The lawyer General requested the designation that the rules were in line with the principles of citizens' trust in the State and their law, procedural justice, together with the prohibition of excessive interference by the legislator, led by Article 2 of the Constitution of the Republic of Poland, as well as with Article 78 of the Constitution of the Republic of Poland. In its argument, it was pointed out that the nonsubjective of the contested regulation is to guarantee road safety by eliminating dangerous drivers from traffic. According to established statistics, 4 out of 5 drivers exceed the velocity on national roads in built-up areas. The administrative sanction, which is temporary retention of a driving licence, was intended to effectively counter the danger on the road. This was supported by the work and immediate enforceability of the governor's decision to hold his driving licence. Among another things, those considerations raised by the lawyer General argue for the compatibility of the contested provisions with the Constitution.

Arguments of the Constitutional Court

The Constitutional Tribunal agreed to the applicant's position on the non-compliance of the provisions examined with Article 2 of the Constitution of the Republic of Poland. To the remainder, the proceedings were dismissed.

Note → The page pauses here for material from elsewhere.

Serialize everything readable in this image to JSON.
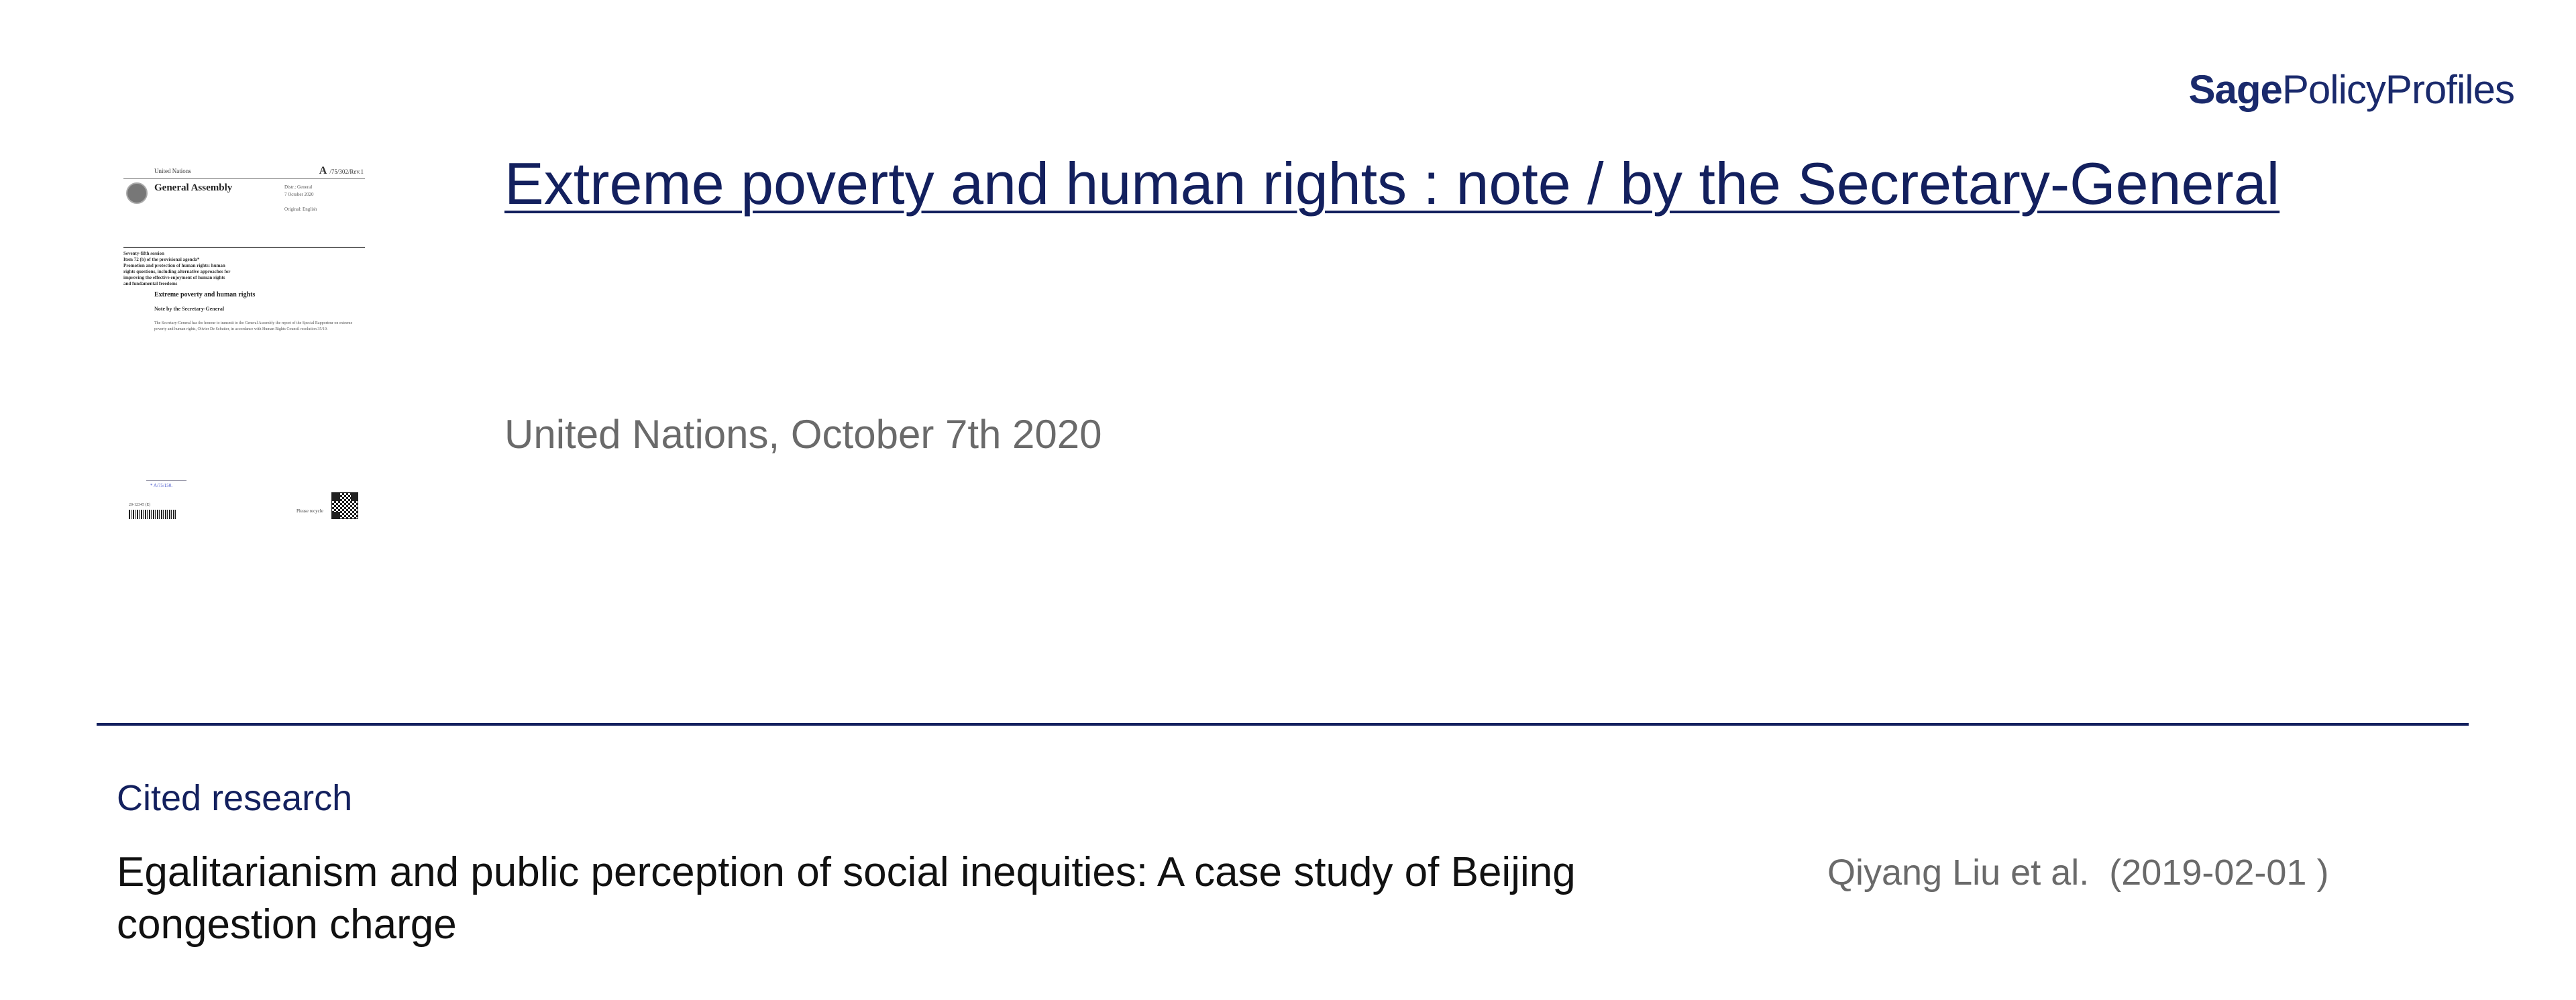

On the grounds of his position, the CCC indicated that the old man, acting under Article 102(1) points and (4) and (5) of the CJEU, does not make any factual findings. It is bound by the information received from the road traffic control authority and without the anticipation of examining, whether on request or ex officio, the circumstances in this information provided.

The driver is deprived of any chance to defend his or her rations, effectively contested information, and the administrative decision is issued automatically.

Article 2 of the Constitution of the Republic of Poland provides, among another things, a standard of fair and fair procedure, which must supply an explanation of the circumstances applicable to the resolution of the case. The organization to proceedings must have the right to be heard, to present his evidence, which shall consist of an nonsubjective examination of the case. Whether sanction has a criminal or administrative dimension, a comprehensive examination of the case is besides the right of the citizen and the work of the body and of the legislator, who is to form the procedural rules so as to comply with the standards of the democratic regulation of law.

The judgement can be referred to as a landmark, as it sets a fresh standard of administrative proceedings for the detention of a driving licence by an old man, pursuant to Article 102(1) points and (4) and (5) of the Driver's Office.

The judgement in question does not mean that road traffic control authorities are no longer entitled to hold a driving licence in the cases referred to in point (2) of Article 135(1) PrDrog. It means that an old man may make his own factual findings before issuing a decision pursuant to Article 102(1)(4) and (5) of the Guide, alternatively than relying solely on the information of the road traffic control authority. The driver shall have the right to submit his own evidence to show that the velocity or number of persons in the vehicle has not been exceeded.

The judgement of the Constitutional Tribunal may besides justify the resumption of administrative proceedings concluded by the politician of the decision to hold his driving licence.